Sol knew the look the officer had taken on. It was the look of someone who'd had everything they'd been trying not to worry about spelled out and thrown in their face. “And what if what the Commander is going through is more serious than you realise, if our own staff are overworked and underqualified, what would you have them do then?”

“Sounds like exactly what they'll put in the report if this all goes south.”

A strangled cry came from the room within, drawn out in a voice that was too familiar. Sol closed his eyes and tried not to think about it. The officer's face was still scrunched up when he opened them again, probably dealing with the same impulse Sol had beaten down only minutes before. He turned to Sol with a look of fury and despair.

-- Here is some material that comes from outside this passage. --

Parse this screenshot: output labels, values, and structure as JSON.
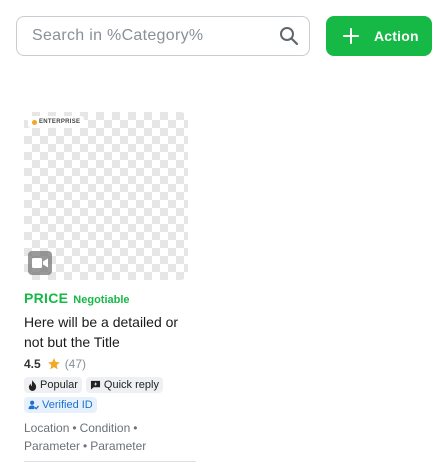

“And because this is nothing serious and he's no-one special, because there's no call for any unusual treatment - is that why you've been loitering outside here all day?!”

Well fuck. There was no possible answer for that one.

Final volley delivered, the officer turned and stalked away down the corridor.

***

Forty-eight hours later, people were calling Ky's recovery miraculous. Apparently those official clowns had known their business after all, which to Sol's mind was far more miraculous than anything else he'd seen that year.

Poor brat. Not even Commander two months, and already the kid was being elevated to the lofty standards of special propaganda material. If the war didn't crush him, the expectations would finish the job.